Steampunk. It evokes images of an alternate reality, where the use of 19th century technology dominates a timeline in which the retro is modern. Picture in your mind’s eye wood and brass replacing carbon fiber and stainless steel. Analog verses digital. That’s what I see in Szanto’s new 4100 series.
As I have previously related, Barry Cohen, Szanto’s owner/mastermind, has sought to bring turn-of-the-century design to the marketplace. When I saw the 4102, I was immediately reminded of an old style gauge from a creaky merchant marine ship or even a ’60’s sci-fi spacecraft. Antique distressed “brass” housing, ivory dial, and stitched brown leather band–perfectly Steampunk.
I could not help but order a 4102 because of its interesting appearance. When the timepiece arrived in Szanto’s unique traveling trunk box, I was not disappointed. The watch has classic looks and the modern machinery to back it up.
The 4102 is a large watch at 46mm overall case diameter with a 24mm wide calfskin band, but even for my smaller wrist, it wears well. The case is actually made of stainless steel, despite its bronzed appearance, and is water resistant to 100 meters. After a few months of use, the bronze finish is unscathed.
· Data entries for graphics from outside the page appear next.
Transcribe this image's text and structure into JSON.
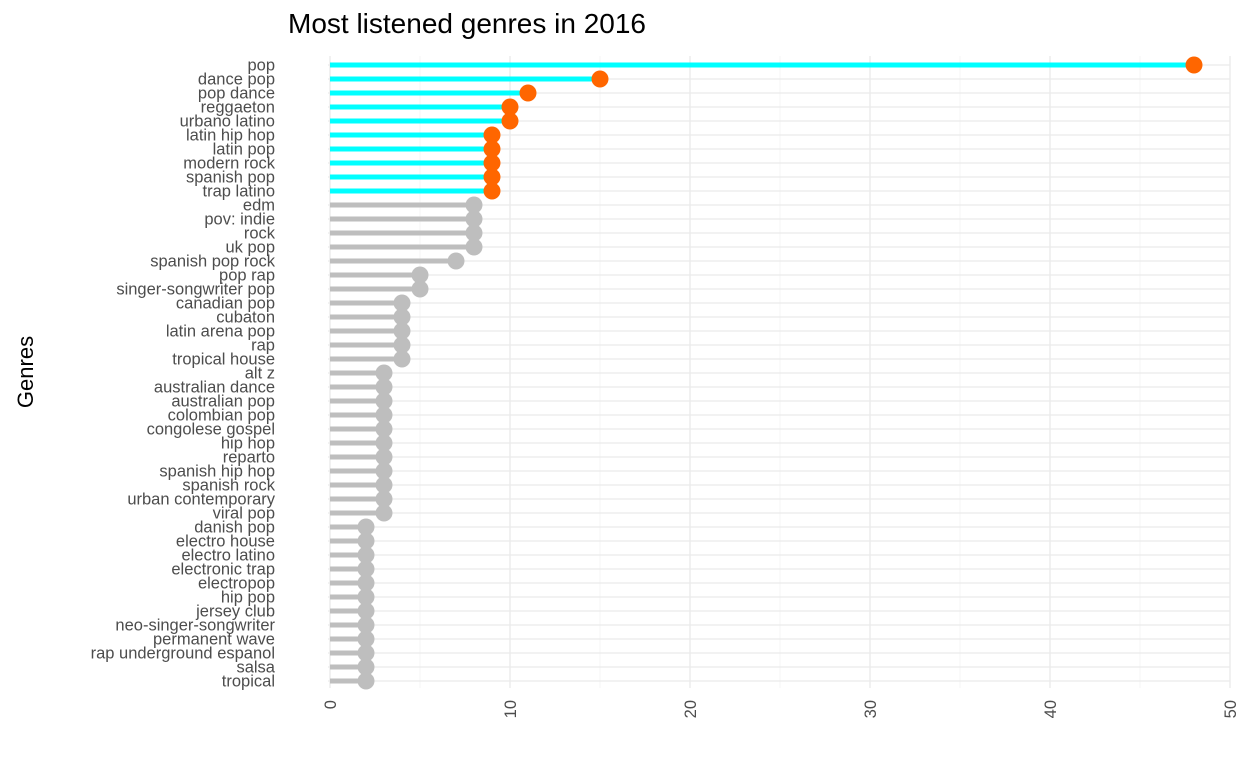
{
  "chart_data": {
    "type": "lollipop",
    "title": "Most listened genres in 2016",
    "xlabel": "",
    "ylabel": "Genres",
    "xlim": [
      0,
      50
    ],
    "x_ticks": [
      "0",
      "10",
      "20",
      "30",
      "40",
      "50"
    ],
    "grid": true,
    "highlight_top_n": 10,
    "colors": {
      "highlight_stem": "#00FFFF",
      "highlight_point": "#FF6600",
      "base_stem": "#BEBEBE",
      "base_point": "#BEBEBE",
      "grid_major": "#EBEBEB",
      "grid_minor": "#F4F4F4",
      "tick_text": "#4D4D4D"
    },
    "categories": [
      "pop",
      "dance pop",
      "pop dance",
      "reggaeton",
      "urbano latino",
      "latin hip hop",
      "latin pop",
      "modern rock",
      "spanish pop",
      "trap latino",
      "edm",
      "pov: indie",
      "rock",
      "uk pop",
      "spanish pop rock",
      "pop rap",
      "singer-songwriter pop",
      "canadian pop",
      "cubaton",
      "latin arena pop",
      "rap",
      "tropical house",
      "alt z",
      "australian dance",
      "australian pop",
      "colombian pop",
      "congolese gospel",
      "hip hop",
      "reparto",
      "spanish hip hop",
      "spanish rock",
      "urban contemporary",
      "viral pop",
      "danish pop",
      "electro house",
      "electro latino",
      "electronic trap",
      "electropop",
      "hip pop",
      "jersey club",
      "neo-singer-songwriter",
      "permanent wave",
      "rap underground espanol",
      "salsa",
      "tropical"
    ],
    "values": [
      48,
      15,
      11,
      10,
      10,
      9,
      9,
      9,
      9,
      9,
      8,
      8,
      8,
      8,
      7,
      5,
      5,
      4,
      4,
      4,
      4,
      4,
      3,
      3,
      3,
      3,
      3,
      3,
      3,
      3,
      3,
      3,
      3,
      2,
      2,
      2,
      2,
      2,
      2,
      2,
      2,
      2,
      2,
      2,
      2
    ]
  }
}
A chronograph, the 4102 has industrial-looking buttons surrounding the substantial screw down crown. The buttons functioned perfectly to launch the timer’s hands into motion, reign them in again, and bring the hands back to center. The start/stop button hard clicks on initial activation and soft clicks thereafter. The zeroing button hard clicks each time.
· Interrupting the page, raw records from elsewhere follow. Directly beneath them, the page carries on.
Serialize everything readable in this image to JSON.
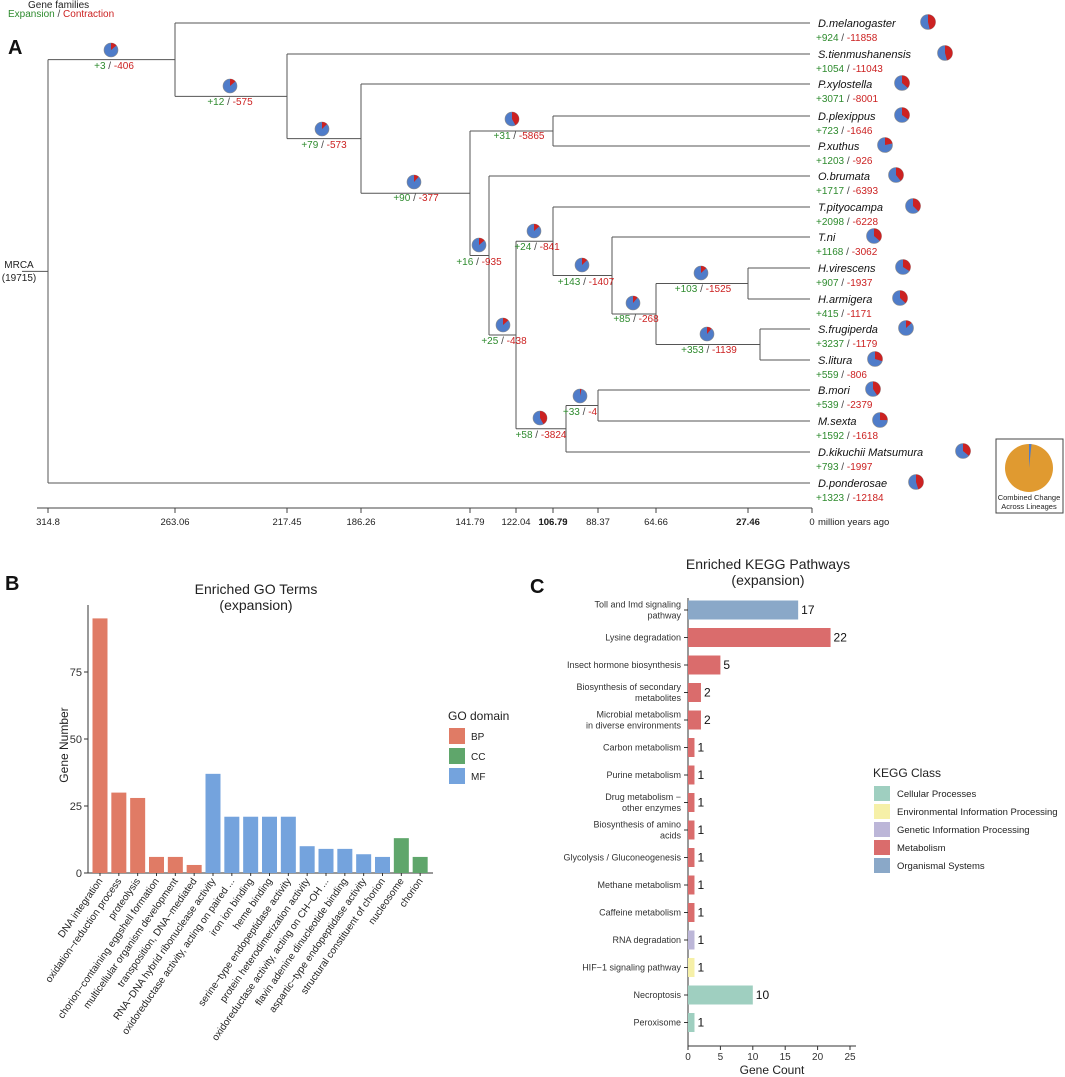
{
  "panel_labels": {
    "a": "A",
    "b": "B",
    "c": "C"
  },
  "legend_header": {
    "title": "Gene families",
    "expansion": "Expansion",
    "separator": " / ",
    "contraction": "Contraction"
  },
  "colors": {
    "expansion": "#2e8b2e",
    "contraction": "#cc2222",
    "pie_main": "#4f7cc9",
    "bp": "#e07b65",
    "cc": "#5fa66b",
    "mf": "#74a3dd",
    "combined": "#e09a30"
  },
  "chart_data": [
    {
      "type": "phylogenetic-tree",
      "title": "",
      "root": {
        "name": "MRCA",
        "count": "(19715)"
      },
      "axis_unit": "million years ago",
      "axis_ticks": [
        "314.8",
        "263.06",
        "217.45",
        "186.26",
        "141.79",
        "122.04",
        "106.79",
        "106.73",
        "88.37",
        "64.66",
        "27.46",
        "0"
      ],
      "tips": [
        {
          "name": "D.melanogaster",
          "exp": "+924",
          "con": "-11858"
        },
        {
          "name": "S.tienmushanensis",
          "exp": "+1054",
          "con": "-11043"
        },
        {
          "name": "P.xylostella",
          "exp": "+3071",
          "con": "-8001"
        },
        {
          "name": "D.plexippus",
          "exp": "+723",
          "con": "-1646"
        },
        {
          "name": "P.xuthus",
          "exp": "+1203",
          "con": "-926"
        },
        {
          "name": "O.brumata",
          "exp": "+1717",
          "con": "-6393"
        },
        {
          "name": "T.pityocampa",
          "exp": "+2098",
          "con": "-6228"
        },
        {
          "name": "T.ni",
          "exp": "+1168",
          "con": "-3062"
        },
        {
          "name": "H.virescens",
          "exp": "+907",
          "con": "-1937"
        },
        {
          "name": "H.armigera",
          "exp": "+415",
          "con": "-1171"
        },
        {
          "name": "S.frugiperda",
          "exp": "+3237",
          "con": "-1179"
        },
        {
          "name": "S.litura",
          "exp": "+559",
          "con": "-806"
        },
        {
          "name": "B.mori",
          "exp": "+539",
          "con": "-2379"
        },
        {
          "name": "M.sexta",
          "exp": "+1592",
          "con": "-1618"
        },
        {
          "name": "D.kikuchii Matsumura",
          "exp": "+793",
          "con": "-1997"
        },
        {
          "name": "D.ponderosae",
          "exp": "+1323",
          "con": "-12184"
        }
      ],
      "internal_nodes": [
        {
          "exp": "+3",
          "con": "-406"
        },
        {
          "exp": "+12",
          "con": "-575"
        },
        {
          "exp": "+79",
          "con": "-573"
        },
        {
          "exp": "+90",
          "con": "-377"
        },
        {
          "exp": "+16",
          "con": "-935"
        },
        {
          "exp": "+31",
          "con": "-5865"
        },
        {
          "exp": "+25",
          "con": "-438"
        },
        {
          "exp": "+24",
          "con": "-841"
        },
        {
          "exp": "+58",
          "con": "-3824"
        },
        {
          "exp": "+143",
          "con": "-1407"
        },
        {
          "exp": "+33",
          "con": "-4"
        },
        {
          "exp": "+85",
          "con": "-268"
        },
        {
          "exp": "+103",
          "con": "-1525"
        },
        {
          "exp": "+353",
          "con": "-1139"
        }
      ],
      "combined_legend": {
        "line1": "Combined Change",
        "line2": "Across Lineages"
      }
    },
    {
      "type": "bar",
      "title": "Enriched GO Terms",
      "subtitle": "(expansion)",
      "xlabel": "",
      "ylabel": "Gene Number",
      "ylim": [
        0,
        100
      ],
      "yticks": [
        0,
        25,
        50,
        75
      ],
      "legend_title": "GO domain",
      "legend": [
        {
          "key": "BP",
          "label": "BP"
        },
        {
          "key": "CC",
          "label": "CC"
        },
        {
          "key": "MF",
          "label": "MF"
        }
      ],
      "categories": [
        "DNA integration",
        "oxidation−reduction process",
        "proteolysis",
        "chorion−containing eggshell formation",
        "multicellular organism development",
        "transposition, DNA−mediated",
        "RNA−DNA hybrid ribonuclease activity",
        "oxidoreductase activity, acting on paired ...",
        "iron ion binding",
        "heme binding",
        "serine−type endopeptidase activity",
        "protein heterodimerization activity",
        "oxidoreductase activity, acting on CH−OH ...",
        "flavin adenine dinucleotide binding",
        "aspartic−type endopeptidase activity",
        "structural constituent of chorion",
        "nucleosome",
        "chorion"
      ],
      "values": [
        95,
        30,
        28,
        6,
        6,
        3,
        37,
        21,
        21,
        21,
        21,
        10,
        9,
        9,
        7,
        6,
        13,
        6
      ],
      "domains": [
        "BP",
        "BP",
        "BP",
        "BP",
        "BP",
        "BP",
        "MF",
        "MF",
        "MF",
        "MF",
        "MF",
        "MF",
        "MF",
        "MF",
        "MF",
        "MF",
        "CC",
        "CC"
      ]
    },
    {
      "type": "bar",
      "orientation": "horizontal",
      "title": "Enriched KEGG Pathways",
      "subtitle": "(expansion)",
      "xlabel": "Gene Count",
      "ylabel": "",
      "xlim": [
        0,
        25
      ],
      "xticks": [
        0,
        5,
        10,
        15,
        20,
        25
      ],
      "legend_title": "KEGG Class",
      "legend": [
        {
          "label": "Cellular Processes",
          "color": "#9fcfc0"
        },
        {
          "label": "Environmental Information Processing",
          "color": "#f6f0a8"
        },
        {
          "label": "Genetic Information Processing",
          "color": "#bcb6d8"
        },
        {
          "label": "Metabolism",
          "color": "#da6c6c"
        },
        {
          "label": "Organismal Systems",
          "color": "#8aa8c8"
        }
      ],
      "bars": [
        {
          "label": [
            "Toll and Imd signaling",
            "pathway"
          ],
          "value": 17,
          "cls": "Organismal Systems"
        },
        {
          "label": [
            "Lysine degradation"
          ],
          "value": 22,
          "cls": "Metabolism"
        },
        {
          "label": [
            "Insect hormone biosynthesis"
          ],
          "value": 5,
          "cls": "Metabolism"
        },
        {
          "label": [
            "Biosynthesis of secondary",
            "metabolites"
          ],
          "value": 2,
          "cls": "Metabolism"
        },
        {
          "label": [
            "Microbial metabolism",
            "in diverse environments"
          ],
          "value": 2,
          "cls": "Metabolism"
        },
        {
          "label": [
            "Carbon metabolism"
          ],
          "value": 1,
          "cls": "Metabolism"
        },
        {
          "label": [
            "Purine metabolism"
          ],
          "value": 1,
          "cls": "Metabolism"
        },
        {
          "label": [
            "Drug metabolism −",
            "other enzymes"
          ],
          "value": 1,
          "cls": "Metabolism"
        },
        {
          "label": [
            "Biosynthesis of amino",
            "acids"
          ],
          "value": 1,
          "cls": "Metabolism"
        },
        {
          "label": [
            "Glycolysis / Gluconeogenesis"
          ],
          "value": 1,
          "cls": "Metabolism"
        },
        {
          "label": [
            "Methane metabolism"
          ],
          "value": 1,
          "cls": "Metabolism"
        },
        {
          "label": [
            "Caffeine metabolism"
          ],
          "value": 1,
          "cls": "Metabolism"
        },
        {
          "label": [
            "RNA degradation"
          ],
          "value": 1,
          "cls": "Genetic Information Processing"
        },
        {
          "label": [
            "HIF−1 signaling pathway"
          ],
          "value": 1,
          "cls": "Environmental Information Processing"
        },
        {
          "label": [
            "Necroptosis"
          ],
          "value": 10,
          "cls": "Cellular Processes"
        },
        {
          "label": [
            "Peroxisome"
          ],
          "value": 1,
          "cls": "Cellular Processes"
        }
      ]
    }
  ]
}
The dial is ivory colored with black hashmarks and dot indices. The main hands are gold with luminous centers. A triangular 12 o’clock index and dots are similarly lumed. One thing that did not float my airship was the tiny size of the date box. I found it too diminutive for me to read without cheaters and not in keeping with the other bold features of the watch. A small complaint.
The 4102’s movement is a Miyota quartz two-eye date chronograph. I am a fan of the hash-marked tachymeter around the bezel, which adds to the handsome look, though I doubt I will be timing rockets with it. Another nice touch is the slightly domed, hardened mineral crystal. It gives the watch a little extra shape and a luxury feel.
Also available with a black or dark brown face, the 4100 series retails at $350, but some on-line hunting can bring this down quite a bit. I suggest you view the entire Szanto line. There are many designs to choose from and one will surely capture your imagination, Steampunk or otherwise.